A few days ago we commemorated Our Lady of Sorrows, and tomorrow is the feast of Our Lady of LaSalette, the weeping Virgin who shed tears over the sins of her people. How can we fail to see her in the widow of today’s Gospel? When all is lost, the tide of evil can be turned by the tears of a mother, of the Mother. Those tears that stream down her cheeks like pearls are like drops of water to irrigate the parched land of our hearts, of our broken world. The hour is late, but is it too late?

The son of today’s Gospel is us. He is our society, sold out to the great lie; he is our Church, incapable of finding a courageous voice to denounce the lie; he is each of us being swept away to the grave by our passions: by our lust, our ambition, our sloth, our envy and our avarice, our cowardice in denouncing error and evil.
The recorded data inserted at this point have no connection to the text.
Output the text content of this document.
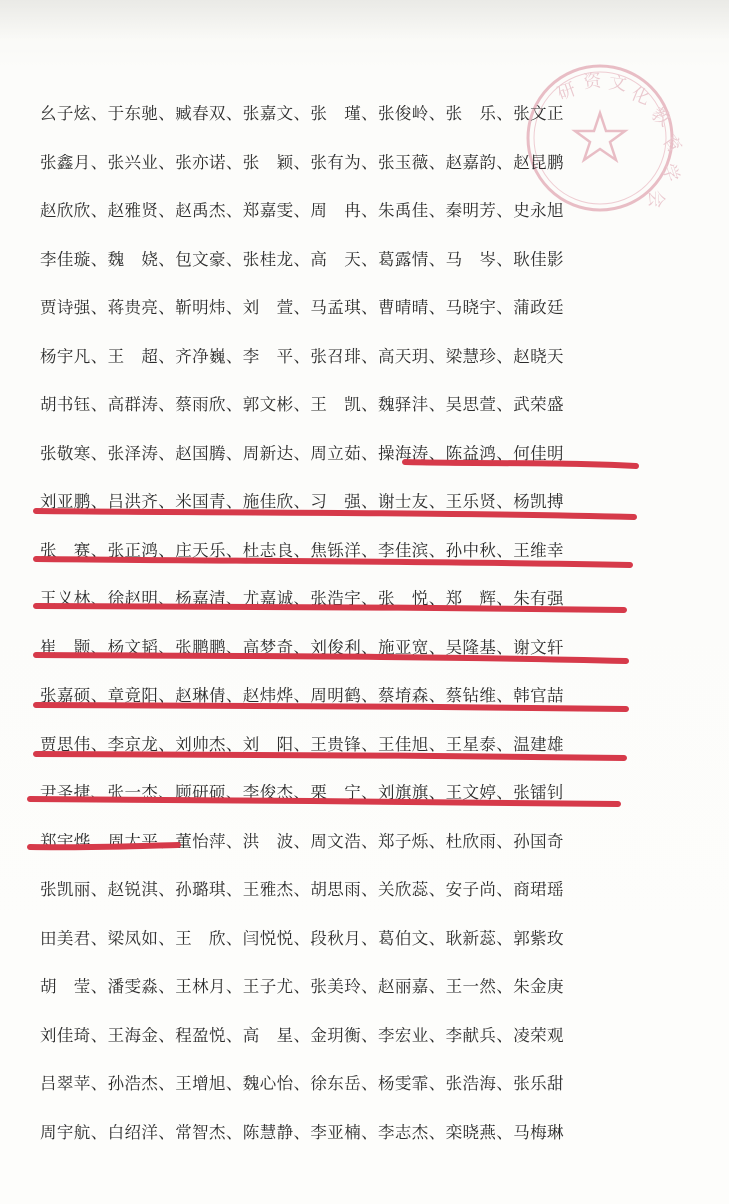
研 资 文 化
教
育
学
会
幺子炫、于东驰、臧春双、张嘉文、张　瑾、张俊岭、张　乐、张文正
张鑫月、张兴业、张亦诺、张　颖、张有为、张玉薇、赵嘉韵、赵昆鹏
赵欣欣、赵雅贤、赵禹杰、郑嘉雯、周　冉、朱禹佳、秦明芳、史永旭
李佳璇、魏　娆、包文豪、张桂龙、高　天、葛露情、马　岑、耿佳影
贾诗强、蒋贵亮、靳明炜、刘　萱、马孟琪、曹晴晴、马晓宇、蒲政廷
杨宇凡、王　超、齐净巍、李　平、张召琲、高天玥、梁慧珍、赵晓天
胡书钰、高群涛、蔡雨欣、郭文彬、王　凯、魏驿沣、吴思萱、武荣盛
张敬寒、张泽涛、赵国腾、周新达、周立茹、操海涛、陈益鸿、何佳明
刘亚鹏、吕洪齐、米国青、施佳欣、习　强、谢士友、王乐贤、杨凯搏
张　赛、张正鸿、庄天乐、杜志良、焦铄洋、李佳滨、孙中秋、王维幸
王义林、徐赵明、杨嘉清、尤嘉诚、张浩宇、张　悦、郑　辉、朱有强
崔　颢、杨文韬、张鹏鹏、高梦奇、刘俊利、施亚宽、吴隆基、谢文轩
张嘉硕、章竟阳、赵琳倩、赵炜烨、周明鹤、蔡堉森、蔡钻维、韩官喆
贾思伟、李京龙、刘帅杰、刘　阳、王贵锋、王佳旭、王星泰、温建雄
尹圣捷、张一杰、顾研硕、李俊杰、栗　宁、刘旗旗、王文婷、张镭钊
郑宇烨、周太平、董怡萍、洪　波、周文浩、郑子烁、杜欣雨、孙国奇
张凯丽、赵锐淇、孙璐琪、王雅杰、胡思雨、关欣蕊、安子尚、商珺瑶
田美君、梁凤如、王　欣、闫悦悦、段秋月、葛伯文、耿新蕊、郭紫玫
胡　莹、潘雯淼、王林月、王子尤、张美玲、赵丽嘉、王一然、朱金庚
刘佳琦、王海金、程盈悦、高　星、金玥衡、李宏业、李献兵、凌荣观
吕翠苹、孙浩杰、王增旭、魏心怡、徐东岳、杨雯霏、张浩海、张乐甜
周宇航、白绍洋、常智杰、陈慧静、李亚楠、李志杰、栾晓燕、马梅琳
But if the Mother of Christ weeps for us, for our world, Jesus may step in yet to intervene. The hand of Jesus can touch the stretcher that is carrying us away to perdition. And if He does, the pall-bearers – the facilitators of death who murder our babies, stifle the last breath of our elderly, and confuse the minds of the faithful by constantly sowing the seeds of doubt as to what the Church actually teaches – will stop in their tracks.
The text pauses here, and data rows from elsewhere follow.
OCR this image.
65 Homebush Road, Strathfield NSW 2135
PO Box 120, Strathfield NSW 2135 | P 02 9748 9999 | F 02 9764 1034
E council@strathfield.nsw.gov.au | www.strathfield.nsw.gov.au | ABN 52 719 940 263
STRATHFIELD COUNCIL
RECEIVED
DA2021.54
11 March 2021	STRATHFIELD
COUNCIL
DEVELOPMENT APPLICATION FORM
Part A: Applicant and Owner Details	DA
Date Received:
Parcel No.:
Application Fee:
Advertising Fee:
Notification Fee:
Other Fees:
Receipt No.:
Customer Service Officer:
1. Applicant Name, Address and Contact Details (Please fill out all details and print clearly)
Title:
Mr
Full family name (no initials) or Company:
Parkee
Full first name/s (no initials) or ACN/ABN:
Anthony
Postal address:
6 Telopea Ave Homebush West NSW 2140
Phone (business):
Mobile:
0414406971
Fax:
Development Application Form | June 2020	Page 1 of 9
In the midst of it all, it is easy to be disheartened, but we are not allowed to lose hope. Nor are we allowed to lose joy, that inexpressible joy which the psalmist makes mention of in today’s introit: Give joy to the soul of Thy servant, for to Thee, O Lord, I have lifted up my soul. For Thou, O Lord, art sweet and mild: and plenteous in mercy to all that call upon Thee (Ps 85:4-5). Joy is one of the fruits of the Holy Spirit, and it is produced in every soul that is conscious of the grandeur of the grace it has received. It is one of the paradoxes of our Christian life that sorrow for sin and joy in the Spirit can coincide. How is this possible? The soul that has come to know God and is in intimate communion with Christ cannot help but feel deep joy, knowing that He, our love, has overcome all evil and can never again suffer or die. Such a soul knows that it is already in possession of the very joy of God through grace, awaiting to enter into that joy on the last day. In the meantime its love for God causes it to suffer, for it sees how it has offended its Lord and how He is so deeply offended by so many. This is why St John Vianney in his act of love prays: “Do me the grace to suffer while loving Thee, to love Thee while suffering”. Indeed when we love God above all things, how can we not suffer to see that so few love Him? And how can we not do everything in our power to bring others to love Him?

The paradox of a truly Christian life is that we move on, weeping over the tragic sins of the world, but confident in the grace of God, our hearts firmly established in what truly makes for lasting joy. With the holy abbot St Poemen, we stand weeping with Holy Mary at the foot of the cross, and we do not ever want to leave. We want to weep that way forever. And so at one and the same time we suffer at the sight of evil, and we rejoice with the certain knowledge that love conquers all evil. Gaudium Domini est fortitudo nostra – our strength is founded on that joy which the Lord gives, on His victory which overcomes the world. Fiat.